オーストラリア人起業家、Wrightは自分がBitcoinの発明者Satoshi Nakamotoだと名乗りでた。しかしテクノロジー・コミュニティーの多くのメンバーはこのニュースに懐疑的だ。
ストーリーは説得力が薄く、「証拠」はBitcoinの発明者、Satoshiが過去にサインした開発初期の産物のひとつを利用したにすぎないと考える専門家が多い。Wrightは過去にもSatoshiではないかと指摘されたことがあったが、その時点では否定していた。
WrightはSatsoshiであるという主張を3つのメディアに対して行った。 BBC、 Economist、 そしてやや異例だが男性向けライフスタイル誌のGQだ。
BBCは「〔Wrightの主張は〕誰がデジタル通貨システムの基礎となるアイディアを最初に考えついたのかという問題に関する長年の推測を一掃するものだ」とし、さらに「Bitcoinコミュニティーの著名なメンバーであり開発において中心的な役割を果たした専門家がWrightの主張が正しいと認めた。Bitcoin Foundationのチーフ・サイエンティスト、Gavin AndresenはWrigtの主張を肯定するブログ記事を公開した。またBitcoin Foundationの創立者の1人である経済学者、Jon MatonisもWrightの主張が正しいと確信している」と報じた。
しかし、Hacker NewsとRedditにはWrightの主張に疑問を投げかける証拠が数多く寄せられている。またAndresenはハックされたのではないかという疑いも出ている。
BBCとのインタビューでWrightはBitcoin開発の初期段階で利用されたデジタル鍵でメッセージに署名した。このメッセージは本物のSatoshiが作成したbitcoinブロックと不可分に結びついているという。
しかしHacker Newsの指摘によれば、Wrightが用いたサルトルのテキストは「〔過去に別人によって暗号化されたことがあるので〕blockchainのトランザクションからコピーすることが可能」であり「Wrightは現実には何ら暗号を復号した証拠を示していない。BBCはデジタル署名が真性であることを見たに過ぎない。つまりそのデジタル署名が実際に行われたのは数ヶ月、それどころか数年前かもしれない。そうでないことを証明するのは非常に難しいはずだ」という。
Hacker Newsのスレッドによれば、本物のSatoshiはBitcoinコミュニティーとの会話をこれまでもっぱらBitcoinメーリング・リストによって行ってきたという。つまりSatoshiが自分の身元を明かす気があるなら、メッセージを1通、このメーリング・リストで送りさえすればよかったはずだと指摘している。

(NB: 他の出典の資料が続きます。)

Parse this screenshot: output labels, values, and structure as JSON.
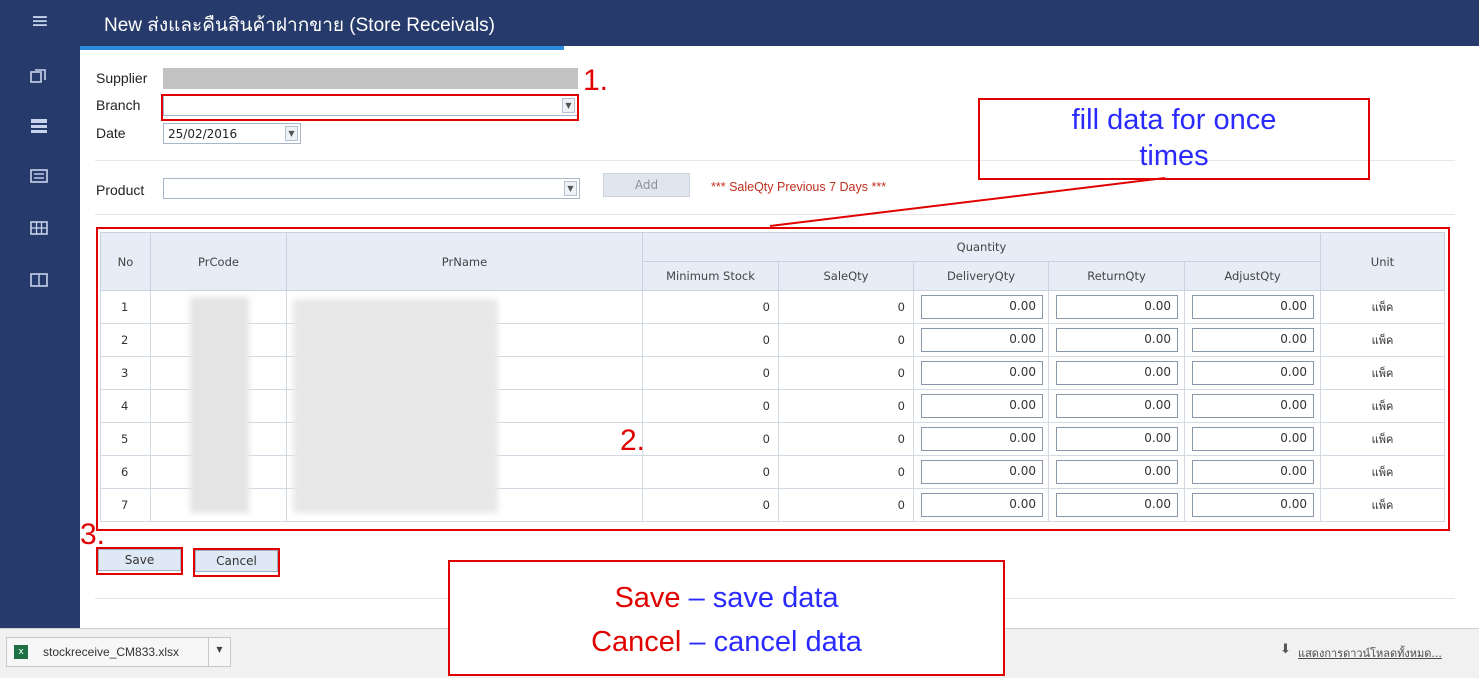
{
  "header": {
    "title": "New ส่งและคืนสินค้าฝากขาย (Store Receivals)"
  },
  "form": {
    "supplier_label": "Supplier",
    "branch_label": "Branch",
    "date_label": "Date",
    "date_value": "25/02/2016",
    "product_label": "Product",
    "add_label": "Add",
    "note": "*** SaleQty Previous 7 Days ***"
  },
  "table": {
    "headers": {
      "no": "No",
      "prcode": "PrCode",
      "prname": "PrName",
      "quantity": "Quantity",
      "minimum_stock": "Minimum Stock",
      "saleqty": "SaleQty",
      "deliveryqty": "DeliveryQty",
      "returnqty": "ReturnQty",
      "adjustqty": "AdjustQty",
      "unit": "Unit"
    },
    "rows": [
      {
        "no": "1",
        "min_stock": "0",
        "saleqty": "0",
        "delivery": "0.00",
        "return": "0.00",
        "adjust": "0.00",
        "unit": "แพ็ค"
      },
      {
        "no": "2",
        "min_stock": "0",
        "saleqty": "0",
        "delivery": "0.00",
        "return": "0.00",
        "adjust": "0.00",
        "unit": "แพ็ค"
      },
      {
        "no": "3",
        "min_stock": "0",
        "saleqty": "0",
        "delivery": "0.00",
        "return": "0.00",
        "adjust": "0.00",
        "unit": "แพ็ค"
      },
      {
        "no": "4",
        "min_stock": "0",
        "saleqty": "0",
        "delivery": "0.00",
        "return": "0.00",
        "adjust": "0.00",
        "unit": "แพ็ค"
      },
      {
        "no": "5",
        "min_stock": "0",
        "saleqty": "0",
        "delivery": "0.00",
        "return": "0.00",
        "adjust": "0.00",
        "unit": "แพ็ค"
      },
      {
        "no": "6",
        "min_stock": "0",
        "saleqty": "0",
        "delivery": "0.00",
        "return": "0.00",
        "adjust": "0.00",
        "unit": "แพ็ค"
      },
      {
        "no": "7",
        "min_stock": "0",
        "saleqty": "0",
        "delivery": "0.00",
        "return": "0.00",
        "adjust": "0.00",
        "unit": "แพ็ค"
      }
    ]
  },
  "buttons": {
    "save": "Save",
    "cancel": "Cancel"
  },
  "download_bar": {
    "filename": "stockreceive_CM833.xlsx",
    "show_all": "แสดงการดาวน์โหลดทั้งหมด..."
  },
  "annotations": {
    "num1": "1.",
    "num2": "2.",
    "num3": "3.",
    "fill_line1": "fill data for once",
    "fill_line2": "times",
    "save_word": "Save",
    "save_desc": " – save data",
    "cancel_word": "Cancel",
    "cancel_desc": " – cancel data"
  },
  "colors": {
    "nav": "#263a6b",
    "accent": "#2b8be0",
    "annotation_red": "#e00000",
    "annotation_blue": "#2a2aff"
  },
  "icons": [
    "menu-icon",
    "copy-icon",
    "list-icon",
    "card-icon",
    "grid-icon",
    "columns-icon",
    "excel-file-icon",
    "download-icon"
  ]
}
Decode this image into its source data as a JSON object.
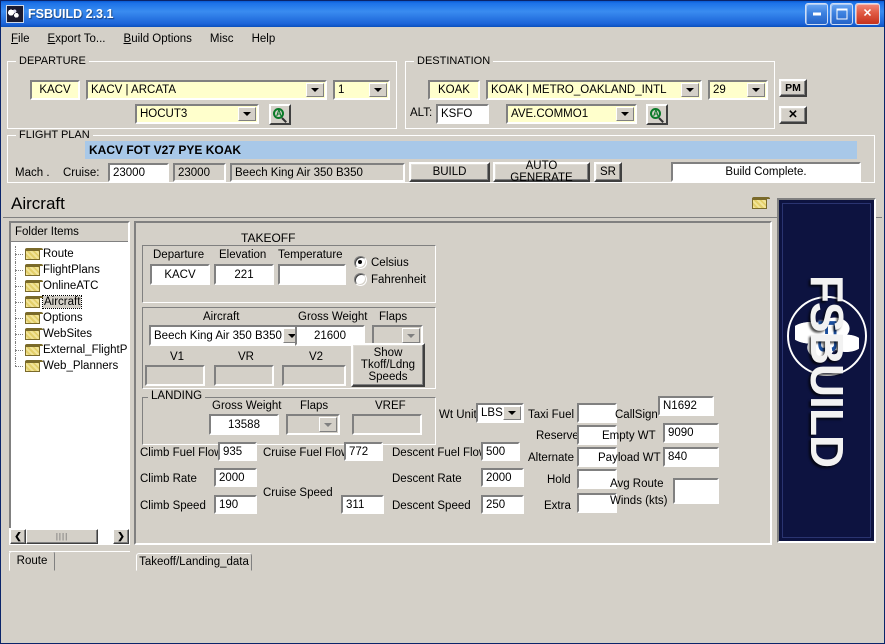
{
  "window": {
    "title": "FSBUILD 2.3.1",
    "icon": "app-icon",
    "buttons": {
      "minimize": "minimize",
      "maximize": "maximize",
      "close": "close"
    }
  },
  "menu": [
    {
      "label": "File",
      "accel": "F"
    },
    {
      "label": "Export To...",
      "accel": "E"
    },
    {
      "label": "Build Options",
      "accel": "B"
    },
    {
      "label": "Misc",
      "accel": ""
    },
    {
      "label": "Help",
      "accel": ""
    }
  ],
  "departure": {
    "legend": "DEPARTURE",
    "icao": "KACV",
    "airport": "KACV | ARCATA",
    "runway": "1",
    "procedure": "HOCUT3",
    "search_icon": "magnifier-icon"
  },
  "destination": {
    "legend": "DESTINATION",
    "icao": "KOAK",
    "airport": "KOAK | METRO_OAKLAND_INTL",
    "runway": "29",
    "alt_label": "ALT:",
    "alt_icao": "KSFO",
    "procedure": "AVE.COMMO1",
    "search_icon": "magnifier-icon",
    "pm_button": "PM",
    "close_button": "✕"
  },
  "flight_plan": {
    "legend": "FLIGHT PLAN",
    "route": "KACV FOT V27 PYE KOAK",
    "mach_label": "Mach .",
    "cruise_label": "Cruise:",
    "cruise_1": "23000",
    "cruise_2": "23000",
    "aircraft": "Beech King Air 350 B350",
    "build_button": "BUILD",
    "auto_generate_button": "AUTO GENERATE",
    "sr_button": "SR",
    "status": "Build Complete."
  },
  "section": {
    "title": "Aircraft",
    "folder_icon": "folder-icon"
  },
  "tree": {
    "header": "Folder Items",
    "close_icon": "close-icon",
    "items": [
      {
        "label": "Route",
        "selected": false
      },
      {
        "label": "FlightPlans",
        "selected": false
      },
      {
        "label": "OnlineATC",
        "selected": false
      },
      {
        "label": "Aircraft",
        "selected": true
      },
      {
        "label": "Options",
        "selected": false
      },
      {
        "label": "WebSites",
        "selected": false
      },
      {
        "label": "External_FlightP",
        "selected": false
      },
      {
        "label": "Web_Planners",
        "selected": false
      }
    ],
    "scroll_left": "❮",
    "scroll_right": "❯",
    "tab": "Route"
  },
  "takeoff": {
    "legend": "TAKEOFF",
    "departure_label": "Departure",
    "departure_value": "KACV",
    "elevation_label": "Elevation",
    "elevation_value": "221",
    "temperature_label": "Temperature",
    "temperature_value": "",
    "celsius_label": "Celsius",
    "fahrenheit_label": "Fahrenheit",
    "temp_unit_selected": "Celsius"
  },
  "aircraft_group": {
    "aircraft_label": "Aircraft",
    "aircraft_value": "Beech King Air 350 B350",
    "gross_weight_label": "Gross Weight",
    "gross_weight_value": "21600",
    "flaps_label": "Flaps",
    "flaps_value": "",
    "v1_label": "V1",
    "v1_value": "",
    "vr_label": "VR",
    "vr_value": "",
    "v2_label": "V2",
    "v2_value": "",
    "show_speeds_button": "Show\nTkoff/Ldng\nSpeeds",
    "show_speeds_line1": "Show",
    "show_speeds_line2": "Tkoff/Ldng",
    "show_speeds_line3": "Speeds"
  },
  "landing": {
    "legend": "LANDING",
    "gross_weight_label": "Gross Weight",
    "gross_weight_value": "13588",
    "flaps_label": "Flaps",
    "flaps_value": "",
    "vref_label": "VREF",
    "vref_value": ""
  },
  "performance": {
    "climb_fuel_flow_label": "Climb Fuel Flow",
    "climb_fuel_flow_value": "935",
    "climb_rate_label": "Climb Rate",
    "climb_rate_value": "2000",
    "climb_speed_label": "Climb Speed",
    "climb_speed_value": "190",
    "cruise_fuel_flow_label": "Cruise Fuel Flow",
    "cruise_fuel_flow_value": "772",
    "cruise_speed_label": "Cruise Speed",
    "cruise_speed_value": "311",
    "descent_fuel_flow_label": "Descent Fuel Flow",
    "descent_fuel_flow_value": "500",
    "descent_rate_label": "Descent Rate",
    "descent_rate_value": "2000",
    "descent_speed_label": "Descent Speed",
    "descent_speed_value": "250"
  },
  "fuel": {
    "wt_unit_label": "Wt Unit",
    "wt_unit_value": "LBS",
    "taxi_fuel_label": "Taxi Fuel",
    "taxi_fuel_value": "",
    "reserve_label": "Reserve",
    "reserve_value": "",
    "alternate_label": "Alternate",
    "alternate_value": "",
    "hold_label": "Hold",
    "hold_value": "",
    "extra_label": "Extra",
    "extra_value": ""
  },
  "weights": {
    "callsign_label": "CallSign",
    "callsign_value": "N1692",
    "empty_wt_label": "Empty WT",
    "empty_wt_value": "9090",
    "payload_wt_label": "Payload WT",
    "payload_wt_value": "840",
    "avg_winds_label_1": "Avg Route",
    "avg_winds_label_2": "Winds (kts)",
    "avg_winds_value": ""
  },
  "bottom_tab": {
    "label": "Takeoff/Landing_data"
  },
  "logo": {
    "word": "FSBUILD",
    "mark": "FS"
  },
  "colors": {
    "titlebar_blue": "#1c72e8",
    "face": "#d4d0c8",
    "field_yellow": "#ffffcc",
    "route_highlight": "#a8c8e8",
    "logo_navy": "#0d1340",
    "logo_accent": "#1b4f9e"
  }
}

Redditも同様に疑問を抱いている。 Satoshiが初期のBitcoinの開発者の1人でPGPのエンジニア、Hal Finney宛に送った史上初のBitcoinトランザクションを暗号化したのと同じデジタル鍵で、Wrightはジャン=ポール・サルトルの発言を暗号化してみせた。しかし用いられたテキスト中にはCraigの名前、現状、現在の日付などは含まれていない。本物のSatoshiであれば当然含めていたであろう、そうした最新のデータがまったく含まれていないことは、Wrightはデジタル鍵をなんらかの方法で入手することに成功しただけという推測を成り立たせる。

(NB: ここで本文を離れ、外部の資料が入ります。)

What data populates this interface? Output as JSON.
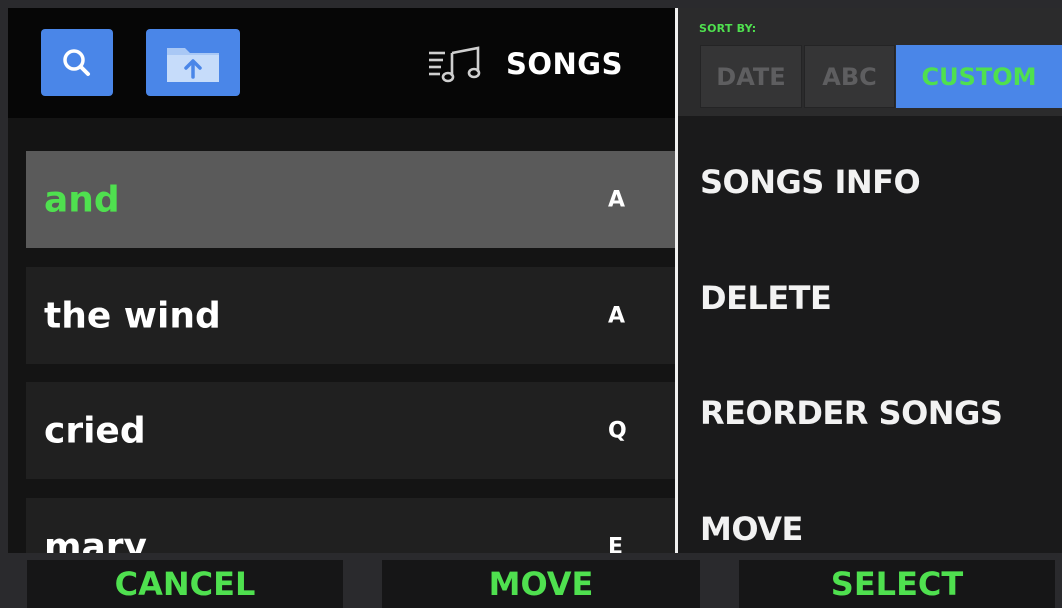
{
  "header": {
    "title": "SONGS",
    "search_icon": "search-icon",
    "upload_icon": "folder-upload-icon",
    "songs_icon": "music-list-icon"
  },
  "songs": [
    {
      "name": "and",
      "key": "A",
      "selected": true
    },
    {
      "name": "the wind",
      "key": "A",
      "selected": false
    },
    {
      "name": "cried",
      "key": "Q",
      "selected": false
    },
    {
      "name": "mary",
      "key": "E",
      "selected": false
    }
  ],
  "sort": {
    "label": "SORT BY:",
    "options": [
      "DATE",
      "ABC",
      "CUSTOM"
    ],
    "selected": "CUSTOM"
  },
  "menu": {
    "songs_info": "SONGS INFO",
    "delete": "DELETE",
    "reorder": "REORDER SONGS",
    "move": "MOVE"
  },
  "bottom": {
    "cancel": "CANCEL",
    "move": "MOVE",
    "select": "SELECT"
  },
  "colors": {
    "accent_green": "#4fe04f",
    "accent_blue": "#4a86e8",
    "selected_row": "#5a5a5a",
    "row": "#202020"
  }
}
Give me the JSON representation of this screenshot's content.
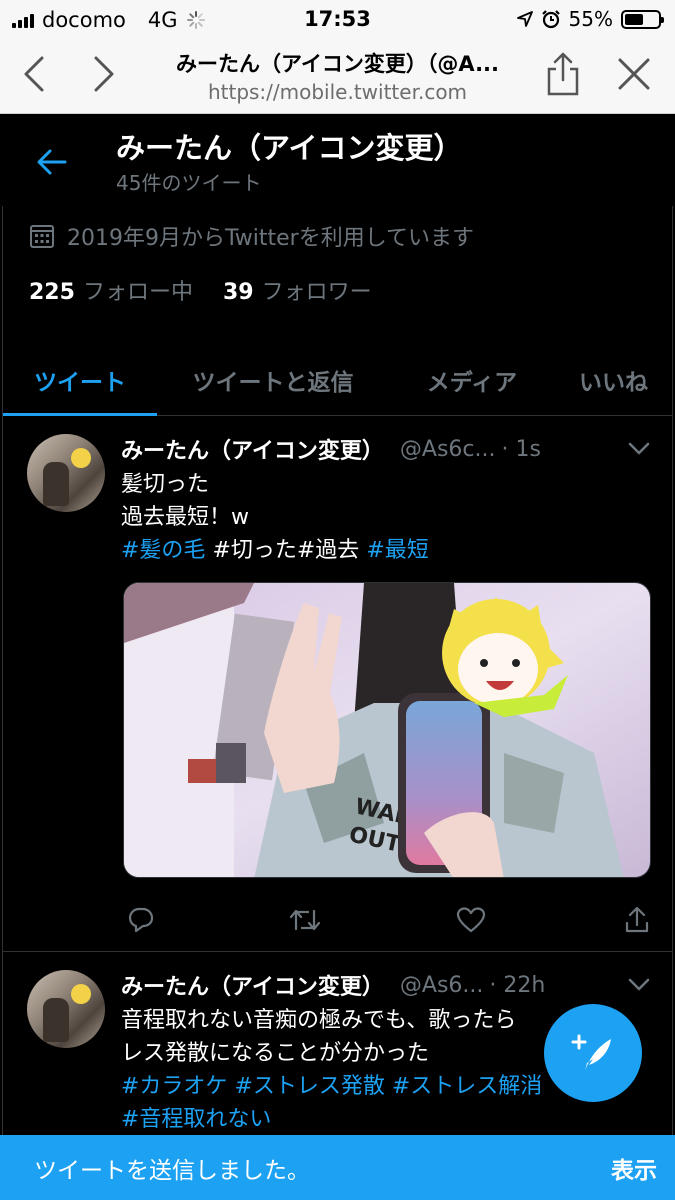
{
  "status_bar": {
    "carrier": "docomo",
    "network": "4G",
    "time": "17:53",
    "battery": "55%",
    "battery_level": 0.55
  },
  "browser": {
    "title": "みーたん（アイコン変更）（@A...",
    "url": "https://mobile.twitter.com"
  },
  "header": {
    "name": "みーたん（アイコン変更）",
    "tweet_count": "45件のツイート"
  },
  "profile": {
    "joined": "2019年9月からTwitterを利用しています",
    "following_count": "225",
    "following_label": "フォロー中",
    "followers_count": "39",
    "followers_label": "フォロワー"
  },
  "tabs": [
    {
      "label": "ツイート",
      "active": true
    },
    {
      "label": "ツイートと返信",
      "active": false
    },
    {
      "label": "メディア",
      "active": false
    },
    {
      "label": "いいね",
      "active": false
    }
  ],
  "tweets": [
    {
      "name": "みーたん（アイコン変更）",
      "handle": "@As6c...",
      "time": "· 1s",
      "line1": "髪切った",
      "line2": "過去最短！w",
      "tags": [
        "#髪の毛",
        "#切った#過去",
        "#最短"
      ]
    },
    {
      "name": "みーたん（アイコン変更）",
      "handle": "@As6...",
      "time": "· 22h",
      "line1": "音程取れない音痴の極みでも、歌ったら",
      "line2": "レス発散になることが分かった",
      "tags": [
        "#カラオケ",
        "#ストレス発散",
        "#ストレス解消",
        "#音程取れない"
      ]
    }
  ],
  "toast": {
    "message": "ツイートを送信しました。",
    "action": "表示"
  },
  "colors": {
    "accent": "#1da1f2",
    "background": "#000000",
    "muted": "#6e767d",
    "border": "#2f3336"
  }
}
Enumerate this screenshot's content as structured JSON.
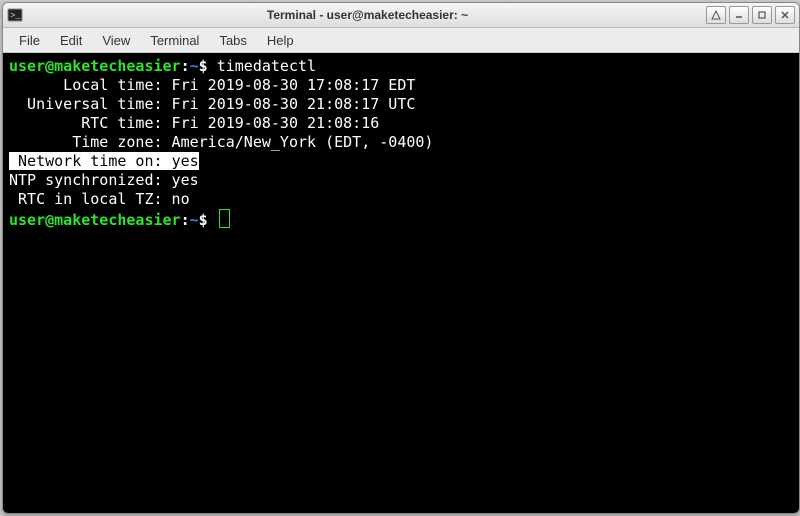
{
  "window": {
    "title": "Terminal - user@maketecheasier: ~"
  },
  "menu": {
    "file": "File",
    "edit": "Edit",
    "view": "View",
    "terminal": "Terminal",
    "tabs": "Tabs",
    "help": "Help"
  },
  "prompt": {
    "userhost": "user@maketecheasier",
    "sep": ":",
    "path": "~",
    "sym": "$"
  },
  "command": "timedatectl",
  "output": {
    "local_line": "      Local time: Fri 2019-08-30 17:08:17 EDT",
    "universal_line": "  Universal time: Fri 2019-08-30 21:08:17 UTC",
    "rtc_line": "        RTC time: Fri 2019-08-30 21:08:16",
    "tz_line": "       Time zone: America/New_York (EDT, -0400)",
    "net_label": " Network time on: ",
    "net_value": "yes",
    "ntp_line": "NTP synchronized: yes",
    "rtc_local_line": " RTC in local TZ: no"
  }
}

Wrightをインタビューした3つのメディアのうち、Economistだけは最終判断を保留している。
本物のSatoshi Nakamotoは100万Bitcoinを保有していると推定されている。これは4億5000万ドル(479億円)に相当する。もしWrightが実際にそれだけの額を保有しているのであれば、オーストラリアの税務当局による調査を受けることになるだろう。そうであればメディアを利用したキャンペーンは同情を呼び起こす上で有効なはずだ。

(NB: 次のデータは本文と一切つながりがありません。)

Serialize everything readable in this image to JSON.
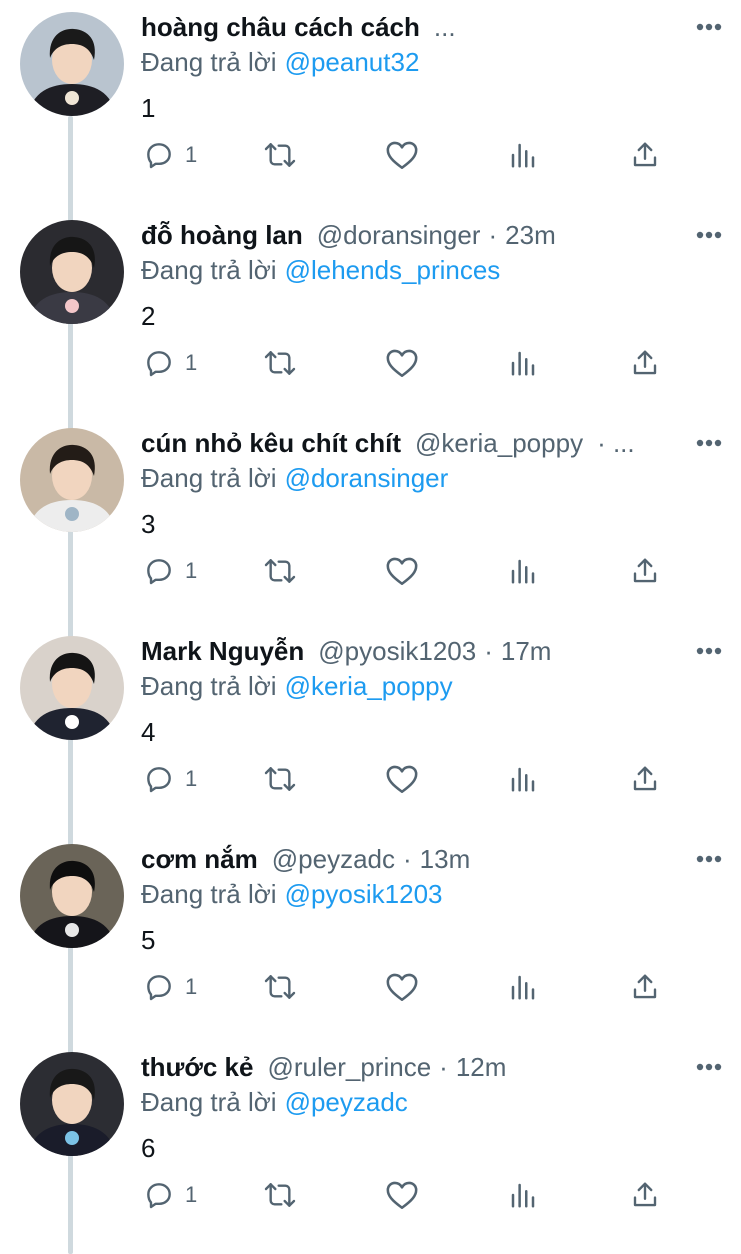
{
  "tweets": [
    {
      "name": "hoàng châu cách cách",
      "handle": "",
      "time": "",
      "overflow": "...",
      "reply_prefix": "Đang trả lời",
      "reply_to": "@peanut32",
      "text": "1",
      "reply_count": "1",
      "avatar": {
        "bg": "#b9c4cf",
        "shirt": "#1e1e24",
        "hair": "#1a1a1a",
        "accent": "#f0e6d6"
      }
    },
    {
      "name": "đỗ hoàng lan",
      "handle": "@doransinger",
      "time": "23m",
      "overflow": "",
      "reply_prefix": "Đang trả lời",
      "reply_to": "@lehends_princes",
      "text": "2",
      "reply_count": "1",
      "avatar": {
        "bg": "#2b2b30",
        "shirt": "#3a3a44",
        "hair": "#161616",
        "accent": "#f3c6c9"
      }
    },
    {
      "name": "cún nhỏ kêu chít chít",
      "handle": "@keria_poppy",
      "time": "",
      "overflow": "· ...",
      "reply_prefix": "Đang trả lời",
      "reply_to": "@doransinger",
      "text": "3",
      "reply_count": "1",
      "avatar": {
        "bg": "#c9b9a6",
        "shirt": "#ededed",
        "hair": "#231c17",
        "accent": "#9fb5c6"
      }
    },
    {
      "name": "Mark Nguyễn",
      "handle": "@pyosik1203",
      "time": "17m",
      "overflow": "",
      "reply_prefix": "Đang trả lời",
      "reply_to": "@keria_poppy",
      "text": "4",
      "reply_count": "1",
      "avatar": {
        "bg": "#d9d2cb",
        "shirt": "#1f2330",
        "hair": "#141414",
        "accent": "#ffffff"
      }
    },
    {
      "name": "cơm nắm",
      "handle": "@peyzadc",
      "time": "13m",
      "overflow": "",
      "reply_prefix": "Đang trả lời",
      "reply_to": "@pyosik1203",
      "text": "5",
      "reply_count": "1",
      "avatar": {
        "bg": "#6a6458",
        "shirt": "#15151a",
        "hair": "#0e0e0e",
        "accent": "#e8e8e8"
      }
    },
    {
      "name": "thước kẻ",
      "handle": "@ruler_prince",
      "time": "12m",
      "overflow": "",
      "reply_prefix": "Đang trả lời",
      "reply_to": "@peyzadc",
      "text": "6",
      "reply_count": "1",
      "avatar": {
        "bg": "#2c2d33",
        "shirt": "#1a1c2a",
        "hair": "#181818",
        "accent": "#7cc3e6"
      }
    }
  ],
  "icons": {
    "more": "more-horizontal-icon",
    "reply": "reply-bubble-icon",
    "retweet": "retweet-icon",
    "like": "heart-icon",
    "views": "views-bar-chart-icon",
    "share": "share-upload-icon"
  },
  "colors": {
    "link": "#1d9bf0",
    "secondary_text": "#536471",
    "primary_text": "#0f1419",
    "thread_line": "#cfd9de",
    "icon": "#536471"
  }
}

一方、懐疑派のPatrick MckenzieはGithubにこの問題に関する簡単な分析を寄せ、Wrightの主張を「根拠薄弱なでっち上げであり、まともな解析には数分も耐えられない。〔Wrihgtは〕システムレベルでBitcoinの暗号化システムに精通していることを示したが、Satoshiでなければ知り得ないような非公開の情報は何一つ明かされていない」と述べている。
〔日本版〕Mckenzieは上記Githubで、Wrightが署名したサルトルのテキストはサルトルの任意の一節ではなく、過去にBitcoinで暗号化されたことがあり、データがブロックチェーンに残っているものであることを指摘している。同時に、メディアの非専門家に自分がSatoshiだと信じさせるのは「2時間の準備で足りる」が「Gavin Andresenがどうして信じてしまったのかは謎だ」とした。